Se retrouver entraîné dans une guerre américano-chinoise.

A toutes les époques cela a été un bien grand risque que de s’en remettre à la protection d’une grande puissance (surarmée) mais menacée par la guerre civile comme le sont aujourd’hui les États-Unis.

Une partie de la classe politique française a perdu le sens du monde, de sa diversité, de sa complexité pour rejoindre la vision « the West and the Rest ».
Or pour de multiples raisons, de nombreux Etats, grands et petits (en Asie, en Afrique et au Moyen Orient) ont refusé de condamner l’agression russe et de se joindre aux sanctions.

C’est pourquoi un changement politique et stratégique décisif (une rupture majeure) s’impose sur la base d’une nouvelle estimation de nos intérêts économiques en Europe et dans le Monde dans une période de mutation de civilisation (ère de l’information et transition énergétique).

J’avais suggéré le non alignement européen avant la guerre d’Ukraine. Compte tenu de ses conséquences, cette proposition paraîtra un peu plus illusoire. En fait elle s’impose davantage encore.

Le non-alignement ne serait plus l’anti impérialisme des années 1960 qui fut en partie manipulé par l’URSS à travers Cuba. L’Algérie a récemment montré un regain d’intérêt pour le concept mais dans un esprit tiers-mondiste quelque peu suranné.
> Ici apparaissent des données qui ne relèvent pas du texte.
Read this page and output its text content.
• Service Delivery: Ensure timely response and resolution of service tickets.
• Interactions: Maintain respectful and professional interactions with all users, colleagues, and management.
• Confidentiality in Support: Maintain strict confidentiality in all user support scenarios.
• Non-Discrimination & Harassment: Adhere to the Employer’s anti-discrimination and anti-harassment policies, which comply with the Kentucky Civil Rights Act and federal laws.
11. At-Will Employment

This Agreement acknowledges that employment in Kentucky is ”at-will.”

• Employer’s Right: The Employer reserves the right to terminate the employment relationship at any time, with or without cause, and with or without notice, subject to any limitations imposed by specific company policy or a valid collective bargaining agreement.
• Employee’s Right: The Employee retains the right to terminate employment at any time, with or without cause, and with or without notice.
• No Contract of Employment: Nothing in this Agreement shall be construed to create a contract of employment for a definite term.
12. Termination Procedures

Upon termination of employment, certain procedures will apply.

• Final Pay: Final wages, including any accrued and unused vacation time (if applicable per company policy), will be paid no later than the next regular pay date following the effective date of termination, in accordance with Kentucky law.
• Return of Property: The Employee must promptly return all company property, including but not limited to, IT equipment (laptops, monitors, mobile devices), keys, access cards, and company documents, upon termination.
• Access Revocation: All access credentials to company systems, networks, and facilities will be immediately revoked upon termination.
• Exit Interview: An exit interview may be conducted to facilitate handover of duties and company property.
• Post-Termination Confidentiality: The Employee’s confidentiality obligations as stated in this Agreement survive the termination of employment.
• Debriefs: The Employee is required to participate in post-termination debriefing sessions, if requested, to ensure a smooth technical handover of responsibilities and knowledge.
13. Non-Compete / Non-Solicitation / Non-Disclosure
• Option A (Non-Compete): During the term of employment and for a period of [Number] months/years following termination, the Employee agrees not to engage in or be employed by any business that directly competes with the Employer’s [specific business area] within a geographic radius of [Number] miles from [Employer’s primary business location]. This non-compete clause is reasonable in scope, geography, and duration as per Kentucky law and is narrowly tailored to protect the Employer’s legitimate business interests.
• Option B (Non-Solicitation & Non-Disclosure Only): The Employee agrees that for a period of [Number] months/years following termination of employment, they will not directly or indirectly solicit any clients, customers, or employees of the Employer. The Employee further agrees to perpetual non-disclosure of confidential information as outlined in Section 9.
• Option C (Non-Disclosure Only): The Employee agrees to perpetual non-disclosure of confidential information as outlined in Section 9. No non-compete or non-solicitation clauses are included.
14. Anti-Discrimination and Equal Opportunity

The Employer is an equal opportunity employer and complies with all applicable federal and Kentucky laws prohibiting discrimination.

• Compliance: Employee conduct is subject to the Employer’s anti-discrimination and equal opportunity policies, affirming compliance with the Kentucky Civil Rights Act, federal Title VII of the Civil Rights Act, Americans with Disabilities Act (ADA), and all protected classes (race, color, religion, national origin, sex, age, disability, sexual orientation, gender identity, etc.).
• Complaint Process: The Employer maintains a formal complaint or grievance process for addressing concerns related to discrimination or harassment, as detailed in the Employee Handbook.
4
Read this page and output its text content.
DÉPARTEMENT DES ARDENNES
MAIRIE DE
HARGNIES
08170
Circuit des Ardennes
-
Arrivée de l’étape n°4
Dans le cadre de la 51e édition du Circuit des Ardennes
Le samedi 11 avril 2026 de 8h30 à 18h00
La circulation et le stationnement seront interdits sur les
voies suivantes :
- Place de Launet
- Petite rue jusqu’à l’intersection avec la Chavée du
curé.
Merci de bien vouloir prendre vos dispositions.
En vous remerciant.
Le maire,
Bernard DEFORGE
Mais c’est une voie à explorer.

Il ne s’agit pas de nostalgie archéo-gaulliste mais de réalisme diplomatique et économique dicté par la prudence et le sens de l’intérêt national.
Aujourd’hui, dans le contexte naturel de l’équilibre instable des rapports de forces le non-alignement vise à tenir en respect les velléités de domination des grandes puissances et les dangers résultant de leur possible affrontement.


[1Colonel Fabrice Clée, « Le retour de la haute intensité : comment redéfinir le concept et poser le problème de sa préparation ? », Brennus 4.0, Lettre d’information du Centre de doctrine et d’enseignement du commandement, octobre 2019. « Le retour de la haute intensité », <https://www.penseemiliterre.fr/ress...>

[2Cette évolution faisant alterner des foucades (le coma de l’OTAN) puis des périodes de dépression (discours de Bormes les Mimosas, août 2022) suggère la cyclothymie, forme (atténuée) de troubles bipolaires. Ce trouble de l’humeur évolue de manière chronique et fluctuante par des périodes euphoriques et des périodes dépressives, sans lien particulier avec les événements de la vie.